Une note inhabituelle de supplique fit traîner la voix de Meredith :

— Garrett a vraiment besoin de notre aide. C’était une prostituée. Elle a disparu et ils ont retrouvé son corps dans un lac. Il veut qu’on y travaille comme si c’était l’œuvre d’un tueur en série.

C’était une requête bizarre. Les prostituées disparaissaient souvent, sans pour autant avoir été assassinées. Parfois, elles décidaient de changer d’air, tout simplement.

— A-t-il une raison de penser que c’est le cas ?

— Je ne sais pas, répondit Meredith. Peut-être qu’il essaye de s’en convaincre pour nous impliquer. Mais, après tout, c’est vrai : les prostituées sont souvent la cible des tueurs en série.

En effet, leur choix de vie les exposait au danger. Elles se rendaient visibles et accessibles. Elles acceptaient de rester seules avec des inconnues et elles étaient souvent accros à la drogue.

Meredith poursuivit :

— Il m’a appelé personnellement. Je lui ai promis que j’enverrais mes meilleurs agents. Et, bien sûr, vous en faites partie.

Meredith ne lui rendait pas les choses faciles.

— S’il vous plait, essayez de comprendre, Monsieur, dit-elle. Je ne peux pas prendre d’affaire pour le moment.

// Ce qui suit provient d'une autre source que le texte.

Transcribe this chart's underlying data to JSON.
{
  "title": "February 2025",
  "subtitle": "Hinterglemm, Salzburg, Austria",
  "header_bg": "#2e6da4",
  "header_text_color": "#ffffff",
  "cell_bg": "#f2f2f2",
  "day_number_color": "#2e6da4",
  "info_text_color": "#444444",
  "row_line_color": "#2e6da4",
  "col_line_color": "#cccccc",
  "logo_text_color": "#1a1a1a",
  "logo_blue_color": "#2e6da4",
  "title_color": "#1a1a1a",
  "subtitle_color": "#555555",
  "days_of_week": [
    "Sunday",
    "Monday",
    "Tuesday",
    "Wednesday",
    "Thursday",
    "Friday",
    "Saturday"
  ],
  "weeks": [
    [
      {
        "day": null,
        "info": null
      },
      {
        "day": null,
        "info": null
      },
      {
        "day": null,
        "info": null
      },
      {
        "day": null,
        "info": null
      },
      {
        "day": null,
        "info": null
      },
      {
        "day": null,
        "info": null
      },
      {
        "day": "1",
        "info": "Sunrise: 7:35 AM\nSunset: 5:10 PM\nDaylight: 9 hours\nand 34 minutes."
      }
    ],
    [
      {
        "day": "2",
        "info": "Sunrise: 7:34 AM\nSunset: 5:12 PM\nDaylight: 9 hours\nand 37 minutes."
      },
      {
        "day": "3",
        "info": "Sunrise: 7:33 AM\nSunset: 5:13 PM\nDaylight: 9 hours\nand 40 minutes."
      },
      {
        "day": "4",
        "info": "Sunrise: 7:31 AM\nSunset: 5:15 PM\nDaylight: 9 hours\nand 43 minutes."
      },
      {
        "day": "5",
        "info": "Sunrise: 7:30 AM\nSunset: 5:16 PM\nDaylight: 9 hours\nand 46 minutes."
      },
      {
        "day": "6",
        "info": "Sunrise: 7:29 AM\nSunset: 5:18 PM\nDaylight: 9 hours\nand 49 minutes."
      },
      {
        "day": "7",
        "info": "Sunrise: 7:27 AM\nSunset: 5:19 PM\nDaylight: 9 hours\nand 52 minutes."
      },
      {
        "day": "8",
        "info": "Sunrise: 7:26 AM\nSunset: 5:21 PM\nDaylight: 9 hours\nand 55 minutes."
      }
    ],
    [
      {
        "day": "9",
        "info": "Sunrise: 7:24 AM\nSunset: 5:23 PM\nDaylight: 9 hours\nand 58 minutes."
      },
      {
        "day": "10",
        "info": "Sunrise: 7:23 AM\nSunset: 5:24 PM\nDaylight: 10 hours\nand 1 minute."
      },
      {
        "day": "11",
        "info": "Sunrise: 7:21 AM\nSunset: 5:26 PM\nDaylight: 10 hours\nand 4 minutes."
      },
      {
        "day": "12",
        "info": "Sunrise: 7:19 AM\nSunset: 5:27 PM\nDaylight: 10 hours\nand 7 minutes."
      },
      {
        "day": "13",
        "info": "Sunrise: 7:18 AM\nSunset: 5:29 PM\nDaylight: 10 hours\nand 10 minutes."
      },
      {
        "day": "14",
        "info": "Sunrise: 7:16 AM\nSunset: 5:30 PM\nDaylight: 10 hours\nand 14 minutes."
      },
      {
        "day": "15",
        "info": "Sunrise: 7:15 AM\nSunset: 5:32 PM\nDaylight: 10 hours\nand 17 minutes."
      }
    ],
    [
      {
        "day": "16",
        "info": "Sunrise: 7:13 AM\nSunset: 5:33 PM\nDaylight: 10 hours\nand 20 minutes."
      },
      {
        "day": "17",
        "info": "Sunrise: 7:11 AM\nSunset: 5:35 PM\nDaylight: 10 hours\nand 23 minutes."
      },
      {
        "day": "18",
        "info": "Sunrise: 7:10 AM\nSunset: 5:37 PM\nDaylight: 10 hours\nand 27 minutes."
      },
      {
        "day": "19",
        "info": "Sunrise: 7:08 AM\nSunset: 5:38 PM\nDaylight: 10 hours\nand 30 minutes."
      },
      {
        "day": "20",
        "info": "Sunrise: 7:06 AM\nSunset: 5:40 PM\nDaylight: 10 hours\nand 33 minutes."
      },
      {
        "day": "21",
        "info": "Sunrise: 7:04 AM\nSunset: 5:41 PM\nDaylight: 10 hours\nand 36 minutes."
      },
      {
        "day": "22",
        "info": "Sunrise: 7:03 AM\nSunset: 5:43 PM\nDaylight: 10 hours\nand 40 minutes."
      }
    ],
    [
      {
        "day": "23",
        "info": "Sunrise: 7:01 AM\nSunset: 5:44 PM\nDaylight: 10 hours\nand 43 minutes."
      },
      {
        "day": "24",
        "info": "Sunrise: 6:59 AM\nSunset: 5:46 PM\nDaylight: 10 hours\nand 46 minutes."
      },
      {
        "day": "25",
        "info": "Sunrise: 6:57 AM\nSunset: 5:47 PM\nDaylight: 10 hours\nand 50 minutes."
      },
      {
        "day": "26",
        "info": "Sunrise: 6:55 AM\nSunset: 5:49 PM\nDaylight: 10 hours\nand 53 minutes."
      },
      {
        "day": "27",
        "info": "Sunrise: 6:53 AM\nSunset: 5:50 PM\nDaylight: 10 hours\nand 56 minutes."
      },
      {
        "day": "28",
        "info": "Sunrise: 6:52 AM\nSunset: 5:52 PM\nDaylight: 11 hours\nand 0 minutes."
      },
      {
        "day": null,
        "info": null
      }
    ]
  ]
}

Ce n’était pas tout à fait honnête. Je ne peux pas ou je ne veux pas ? se demanda-t-elle. Après l’expérience traumatisante qu’elle avait vécue aux mains d’un tueur en série, tout le monde avait insisté pour qu’elle prenne un congé. Elle avait essayé, mais un besoin désespéré de travailler l’avait ramenée sur le terrain. Elle commençait à se demander pourquoi. Elle avait été imprudente. Elle s’était mise en danger plus d’une fois. Elle avait eu du mal à mettre de l’ordre dans sa vie. Quand elle avait enfin tué Peterson, son tourmenteur, elle avait cru laisser tout cela derrière elle, mais il continuait de la hanter, tout comme la manière dont s’était terminée sa dernière affaire.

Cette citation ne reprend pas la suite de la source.